The leaderless resistance
That suggests a great deal of co-ordination, planning and funding, and perhaps it could happen. Whatever the outcome, it wouldn’t be a clash of armies — it would be a battle between a government and a “leaderless resistance” in which small groups imitate and outdo one another in domestic terrorism.
A right-wing resistance would be extremely ugly. Those defined as “left-wingers” would be targeted for assassination. Schools and public libraries would be purged of unwelcome ideas and staff, and universities would soon follow. Government agencies would be bombed or simply ransacked. The left would go after prominent state officials and militia leaders. The U.S. would become a checkerboard of red and blue states, receiving refugees from one another and staging raids across state lines.
A Democratic president might be tempted to send in the regular army, but that would be a mistake: as Walter observes, nothing radicalizes a community like being attacked by government forces. More likely the Democrats would simply turn off the federal cash flow to Republican states and communities: no more funding for health care, education or infrastructure until the terrorists were identified and handed over. Federal military bases would shut down in red states, depriving local communities of economic support. Nuclear and other weapons would be discreetly transported to safety.
The global reaction to an American civil war would be like that of the collapse of the Soviet Union: shock, surprise, alarm and a bit of relief. But we in Canada would face some unique problems.
Whom should Canada support?
First of all, should we support a Republican government facing a left-wing resistance? Or Democrats fighting right-wing militias? Should we screen American refugees on political grounds? If so, which are acceptable? And what about the estimated 640,000 or more Canadian citizens living in the U.S.? How will we make room for them if they decide to return?
We’ve seen how easily a few trucks can blockade a border crossing; imagine such blockades imposed by resistance groups from Blaine, Washington to Calais, Maine — shutting down trade for days or weeks. Or the U.S. government might shut the border to punish us for some imagined offence.
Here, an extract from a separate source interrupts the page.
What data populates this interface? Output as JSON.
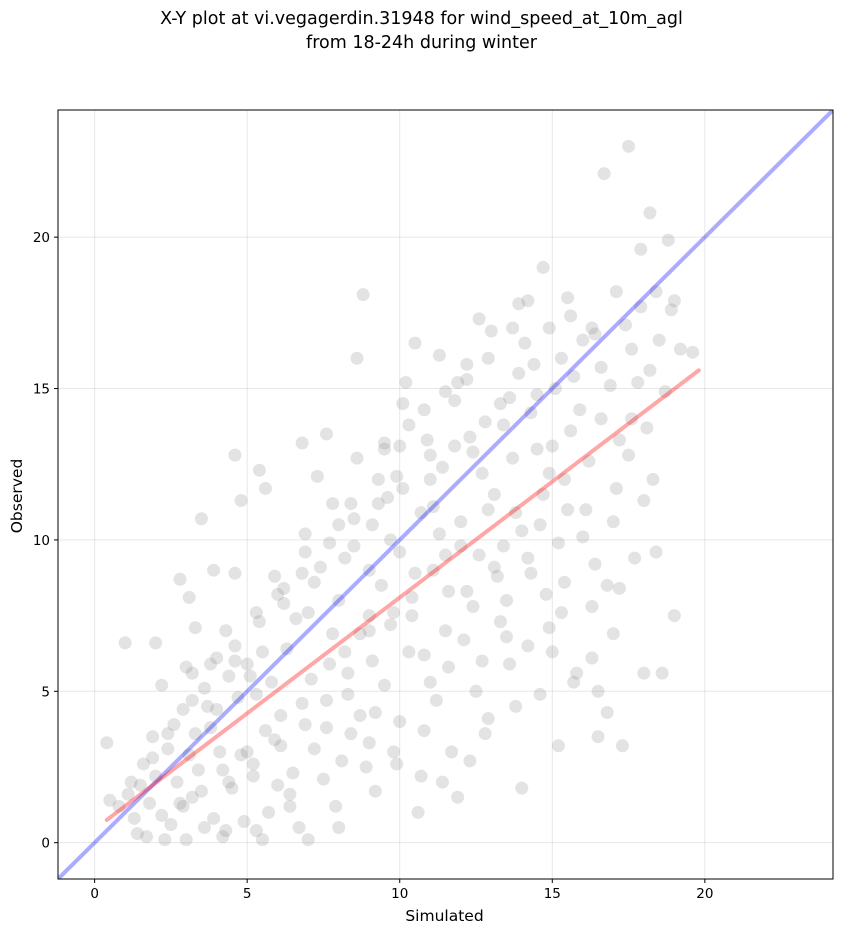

Even if the border stays open, both countries’ economies are likely to suffer.
Imagine, also, Canadians heading south to fight for one side or the other. We’ve allowed Canadians to fight in Ukraine, but do we want right-wing Canadians to gain experience they could apply when they returned? Or left-wingers, for that matter?
Deprived temporarily of our key ally, we would have to create a new relationship with NATO. Taxes would have to go up to pay for serious military spending, not to mention supporting refugees and other migrants. We might even have to revisit conscription as a way to fill out the ranks.
And all this would be going on simultaneously with climate disasters, disease outbreaks, famines and routine political upheaval around the world.
Out of sheer stress, we might be tempted to autocratize ourselves, voting in some demagogue who would promise to make Canada strong in a dangerous world. And as we slid from democracy to anocracy, the scene could be set for a Canadian civil war.